APA - Austria Presse Agentur

Sturms Suche nach Erfolgserlebnis geht in Altach weiter

30. Nov 2021 · Lesedauer 3 min

Sturm Graz ist auf der Suche nach dem Siegesgefühl. Ganze acht Pflichtspiele warten die Steirer bereits auf einen vollen Erfolg, Trainer Christian Ilzer spricht von einer "extrem harten Phase". Im Nachtragsspiel beim derzeit ebenfalls strauchelnden SCR Altach könnte Sturm am Mittwochabend (19.00 Uhr) dennoch an Punkten zum zweitplatzierten WAC aufschließen. Für die Vorarlberger geht es darum, den letzten Tabellenplatz hinter sich zu lassen.

Für Ilzer und sein Team geht es in Altach im Stakkato weiter. Nach dem Gastspiel im Ländle wartet am Samstag die Admira, fünf Tage später folgt erneut daheim die sportlich nur noch wenig bedeutende Abschiedsvorstellung in der Europa League gegen AS Monaco. Zum Abschluss der Herbstsaison wartet dann noch am 12. Dezember das Gastspiel in Klagenfurt. Eines will Sturm vermeiden: Dass um den sicher geglaubten Platz in den Top sechs bis zur Winterpause noch gezittert werden muss.

Mit einem Dreier in Altach lägen die Grazer immerhin sieben Punkte vor dem Sechsten Hartberg, der Austria und Rapid. Laut Ilzer ist es nun eine Kopfsache. "Es darf sich keine zu harte Drucksituation für die Spieler entwickeln", meinte der Coach nach dem 1:2 bei der Austria. Mentale Arbeit sei gefragt. "Wir wollen im Kopf bereit sein, um gegen einen kompakten Gegner die nötige Frische auf den Platz zu bringen", sagte er mit Blick auf Altach. Die ursprünglich am 7. November angesetzte Partie musste damals aufgrund von Corona-Infektionen im Kader der Steirer verschoben werden. Gänzlich in trockenen Tüchern war der Nachtrag am Dienstagabend nicht: Zahlreiche Helfer mussten mit Schaufeln ausrücken, um das Altacher Spielfeld vom Schnee zu befreien.
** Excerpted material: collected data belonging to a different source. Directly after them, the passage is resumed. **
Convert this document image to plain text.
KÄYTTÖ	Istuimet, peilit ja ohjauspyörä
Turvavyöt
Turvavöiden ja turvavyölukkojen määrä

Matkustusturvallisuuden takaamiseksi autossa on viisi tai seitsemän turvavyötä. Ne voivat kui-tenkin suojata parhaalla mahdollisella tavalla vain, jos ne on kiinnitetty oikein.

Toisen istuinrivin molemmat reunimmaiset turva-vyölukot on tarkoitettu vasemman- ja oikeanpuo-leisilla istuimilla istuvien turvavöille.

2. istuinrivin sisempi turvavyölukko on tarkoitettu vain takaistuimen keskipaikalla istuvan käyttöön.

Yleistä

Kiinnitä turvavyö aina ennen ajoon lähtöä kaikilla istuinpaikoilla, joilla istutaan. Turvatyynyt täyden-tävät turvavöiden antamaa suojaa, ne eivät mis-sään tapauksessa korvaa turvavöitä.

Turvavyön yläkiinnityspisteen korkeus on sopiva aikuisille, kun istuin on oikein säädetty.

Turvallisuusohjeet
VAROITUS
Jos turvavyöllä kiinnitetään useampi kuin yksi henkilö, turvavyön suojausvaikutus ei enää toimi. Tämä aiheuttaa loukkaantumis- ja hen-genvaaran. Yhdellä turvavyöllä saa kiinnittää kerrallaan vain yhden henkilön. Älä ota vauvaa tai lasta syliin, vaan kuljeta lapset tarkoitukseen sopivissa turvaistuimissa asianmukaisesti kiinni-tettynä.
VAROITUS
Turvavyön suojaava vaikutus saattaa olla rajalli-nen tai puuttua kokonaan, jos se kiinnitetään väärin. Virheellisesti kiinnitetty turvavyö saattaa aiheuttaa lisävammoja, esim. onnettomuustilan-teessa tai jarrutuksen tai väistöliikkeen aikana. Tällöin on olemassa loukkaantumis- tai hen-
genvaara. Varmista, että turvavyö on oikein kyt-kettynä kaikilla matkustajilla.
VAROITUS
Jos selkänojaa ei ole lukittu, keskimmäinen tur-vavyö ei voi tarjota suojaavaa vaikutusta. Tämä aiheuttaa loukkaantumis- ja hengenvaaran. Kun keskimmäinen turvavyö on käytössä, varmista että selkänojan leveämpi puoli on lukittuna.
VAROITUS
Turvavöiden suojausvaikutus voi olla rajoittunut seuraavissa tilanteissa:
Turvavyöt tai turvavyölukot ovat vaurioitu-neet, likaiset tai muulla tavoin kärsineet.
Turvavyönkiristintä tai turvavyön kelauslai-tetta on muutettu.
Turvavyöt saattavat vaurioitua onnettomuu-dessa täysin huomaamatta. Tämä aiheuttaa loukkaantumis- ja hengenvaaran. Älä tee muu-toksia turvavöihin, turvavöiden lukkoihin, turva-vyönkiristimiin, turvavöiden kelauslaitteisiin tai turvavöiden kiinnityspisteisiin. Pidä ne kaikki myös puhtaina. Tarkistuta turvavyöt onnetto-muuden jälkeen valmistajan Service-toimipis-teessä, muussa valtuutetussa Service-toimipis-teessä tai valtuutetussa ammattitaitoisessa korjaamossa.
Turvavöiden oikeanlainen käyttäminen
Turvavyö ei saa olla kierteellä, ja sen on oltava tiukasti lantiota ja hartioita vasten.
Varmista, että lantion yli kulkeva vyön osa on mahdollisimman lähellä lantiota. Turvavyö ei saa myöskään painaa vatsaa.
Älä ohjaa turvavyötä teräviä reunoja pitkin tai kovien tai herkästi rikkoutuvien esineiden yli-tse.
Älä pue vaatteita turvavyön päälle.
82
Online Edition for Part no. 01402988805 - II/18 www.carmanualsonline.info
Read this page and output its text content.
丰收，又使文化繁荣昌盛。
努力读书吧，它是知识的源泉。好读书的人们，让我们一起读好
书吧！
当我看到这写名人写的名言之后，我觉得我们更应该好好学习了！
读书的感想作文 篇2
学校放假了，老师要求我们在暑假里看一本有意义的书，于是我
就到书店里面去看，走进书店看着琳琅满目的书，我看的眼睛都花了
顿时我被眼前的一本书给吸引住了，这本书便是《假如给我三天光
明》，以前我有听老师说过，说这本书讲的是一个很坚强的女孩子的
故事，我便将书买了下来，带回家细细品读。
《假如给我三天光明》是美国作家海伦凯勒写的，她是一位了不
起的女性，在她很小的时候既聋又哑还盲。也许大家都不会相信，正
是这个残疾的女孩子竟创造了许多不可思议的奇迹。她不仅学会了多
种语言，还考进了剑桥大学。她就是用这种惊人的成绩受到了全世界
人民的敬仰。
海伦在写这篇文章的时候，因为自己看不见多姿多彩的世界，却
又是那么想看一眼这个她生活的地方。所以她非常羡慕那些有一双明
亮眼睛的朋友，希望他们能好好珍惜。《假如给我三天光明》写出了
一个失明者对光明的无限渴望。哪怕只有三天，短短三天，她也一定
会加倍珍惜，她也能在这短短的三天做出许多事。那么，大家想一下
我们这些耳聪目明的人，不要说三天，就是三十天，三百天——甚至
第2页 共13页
"Jammern bringt uns jetzt nichts", wurde Ilzer nun nicht müde zu betonen. Der 44-Jährige ("Ich sehe, dass jeder Einzelne alles versucht") beschwor den Zusammenhalt. Andreas Kuen fehlt nach seiner Roten Karte aufgrund einer Sperre. Der vermisste Otar Kiteishvili absolviert aktuell in Deutschland ein Aufbautraining. Der Georgier soll nach einer Sprunggelenks-Operation im Jänner wieder voll ins Training einsteigen. Der am Knie angeschlagene Stefan Hierländer könnte im Jahresfinish noch einmal ein Thema werden.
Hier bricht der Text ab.